Five programs were slated for review in 2008-2009:
On a regular basis the University Registrar consults with the committee on future academic calendars. This year has been no exception. University registrar John Carter and Associate Registrar Brady Sloan met twice with the committee to discuss the academic calendar. The committee was also given a draft for review of the calendar for the next 10 academic years. While much of the calendar is routine, problems may arise occasionally because of a rather late Labor Day date or a coincidence of religious holidays and key academic dates.
Since the NYSED requires a 15-week term, there are few solutions to the problem of those calendar years with late Labor Days, other than starting the academic year the week before Labor Day during certain years, discontinuing the election break, etc.
In the recent past ad-hoc solutions have been found. In the autumn 1998 semester, for example, the exam period was shifted one day (December 17-24, with the promise to schedule exams on December 24 only as a last resort). This resulted in two study days. A similar solution has been agreed to for the autumn 2009 semester: an extra study day will be scheduled on Wednesday, December 16 for a total of two study days, The last day of examinations will be rescheduled on Thursday, December 17, with other examinations from Friday, December 18, through Wednesday, December 23, with some of that day’s late exams to be scheduled on earlier days.
No generally acceptable solutions have been generated for this problem as yet, but an effort will be made during the next academic year to address this issue.

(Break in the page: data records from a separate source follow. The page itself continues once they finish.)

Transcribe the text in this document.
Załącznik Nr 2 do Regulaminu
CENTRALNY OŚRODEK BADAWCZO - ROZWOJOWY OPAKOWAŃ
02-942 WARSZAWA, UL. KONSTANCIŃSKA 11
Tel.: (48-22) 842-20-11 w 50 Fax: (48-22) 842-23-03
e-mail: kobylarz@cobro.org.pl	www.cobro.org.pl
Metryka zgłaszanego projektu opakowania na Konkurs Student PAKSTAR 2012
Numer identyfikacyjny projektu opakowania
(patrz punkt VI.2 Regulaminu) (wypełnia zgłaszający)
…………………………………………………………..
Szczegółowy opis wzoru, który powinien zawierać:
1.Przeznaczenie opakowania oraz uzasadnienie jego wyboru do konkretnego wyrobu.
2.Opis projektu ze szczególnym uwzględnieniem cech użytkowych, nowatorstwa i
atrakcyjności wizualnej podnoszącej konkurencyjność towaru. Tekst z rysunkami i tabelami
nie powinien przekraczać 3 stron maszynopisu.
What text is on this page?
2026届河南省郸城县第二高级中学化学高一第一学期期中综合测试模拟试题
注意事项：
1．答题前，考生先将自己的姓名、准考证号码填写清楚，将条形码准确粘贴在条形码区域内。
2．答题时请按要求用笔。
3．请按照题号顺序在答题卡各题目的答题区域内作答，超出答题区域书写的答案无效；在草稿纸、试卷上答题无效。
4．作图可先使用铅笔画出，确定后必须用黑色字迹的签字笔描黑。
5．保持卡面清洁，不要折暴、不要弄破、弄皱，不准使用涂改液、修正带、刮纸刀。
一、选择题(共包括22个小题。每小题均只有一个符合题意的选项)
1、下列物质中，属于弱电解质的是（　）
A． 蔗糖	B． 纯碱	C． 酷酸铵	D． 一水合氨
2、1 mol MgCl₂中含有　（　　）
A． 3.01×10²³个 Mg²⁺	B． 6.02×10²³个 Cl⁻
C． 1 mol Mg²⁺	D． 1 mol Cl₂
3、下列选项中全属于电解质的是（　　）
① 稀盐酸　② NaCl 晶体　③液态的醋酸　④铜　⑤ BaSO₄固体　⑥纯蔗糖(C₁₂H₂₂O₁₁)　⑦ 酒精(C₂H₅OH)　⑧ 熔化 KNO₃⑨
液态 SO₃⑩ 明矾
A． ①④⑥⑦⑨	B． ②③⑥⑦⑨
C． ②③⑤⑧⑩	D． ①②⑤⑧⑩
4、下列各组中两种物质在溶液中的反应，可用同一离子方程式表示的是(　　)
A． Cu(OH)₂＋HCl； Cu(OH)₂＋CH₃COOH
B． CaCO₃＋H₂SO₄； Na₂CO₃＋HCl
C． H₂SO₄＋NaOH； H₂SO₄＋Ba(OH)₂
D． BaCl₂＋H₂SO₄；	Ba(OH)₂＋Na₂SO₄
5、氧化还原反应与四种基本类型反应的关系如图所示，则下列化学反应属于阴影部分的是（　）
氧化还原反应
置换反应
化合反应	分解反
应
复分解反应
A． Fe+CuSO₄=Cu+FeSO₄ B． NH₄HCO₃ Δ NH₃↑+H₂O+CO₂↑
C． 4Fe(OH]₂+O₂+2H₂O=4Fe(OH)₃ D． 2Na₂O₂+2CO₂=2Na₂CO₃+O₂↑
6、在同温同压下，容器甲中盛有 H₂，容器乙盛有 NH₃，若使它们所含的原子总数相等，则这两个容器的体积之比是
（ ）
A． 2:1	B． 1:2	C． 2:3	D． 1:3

Occasionally, there is a conflict between a regularly scheduled event in the academic year and a religious holiday. The committee discussed this problem in detail and came to the conclusion that a change in the academic calendar would not be appropriate for this secular institution with its increasingly diverse, multi-religious community. The pending conflict of the dates for commencement 2010 and Shavuot will be followed by a conflict of the dates for commencement 2018 and the first day of Ramadan.
The scheduled commencement date for 2010 coincides with a major Jewish holiday, Shavuot. Several requests were received by the Education Committee to change the commencement date in order to accommodate those who cannot attend because of their observance of the holiday.
After considerable discussion, a near-unanimous vote, and a confirmation of that vote during a subsequent meeting, the Education Committee decided not to move the commencement date even though the members of the committee were mindful of the difficulties this would cause to those who would be affected by this decision.
Diversity is not free. Membership in a large, pluralistic, and diverse community like Columbia imposes obligations and responsibilities on its members in addition to granting them rights and privileges. One of the obligations is to relinquish the expectation that major University events be rescheduled because of conflicts with religious holidays. One of the responsibilities of University leadership is to resist the demands for such changes when conflicts inevitably occur.
Religion is a potentially divisive issue. Columbia is a far more diverse institution than it was a generation ago, and far more aware of that diversity. The decision of the Education Committee was based on our own practical experience and a conservative extrapolation of our national experience with the First Amendment. We know that religious expression and the common good of religious tolerance thrive under secular authority. We must take care not to appear to treat members of different faiths differently, preferring one over the other. This will be difficult if events are rescheduled because of some religious holidays and not others.
Columbia University is a secular institution. Increasingly, especially in the last twenty years, the changing demographics of the student body have resulted in the observance of many religions in our academic community. While arrangements are made to allow individual students to meet their academic obligations should conflicts with religious observances prevent them from doing so on scheduled dates, the University's academic calendar should not be adjusted to accommodate the needs of any religious group.
At the May 1 Senate plenary meeting, President Bollinger announced that he had requested and received permission in a unanimous vote by the Trustees to move Commencement 2010 because of the conflict with Shavuot. At this writing, a new date has not been announced.
A subcommittee consisting of Samuel C. Silverstein, Jacquelynne Modeste and Catherine Nepomnyashchy drafted this report on behalf of the Education Committee. The committee as a whole reviewed two iterations of the draft before it was forwarded to the Campus Planning task Force for Manhattanville.
Finally, the Committee wishes to acknowledge with gratitude the continued and wholehearted participation of Anna Longobardo, Trustee Emerita, and Jacquelynne Modeste, Alumna, in the work of the Committee.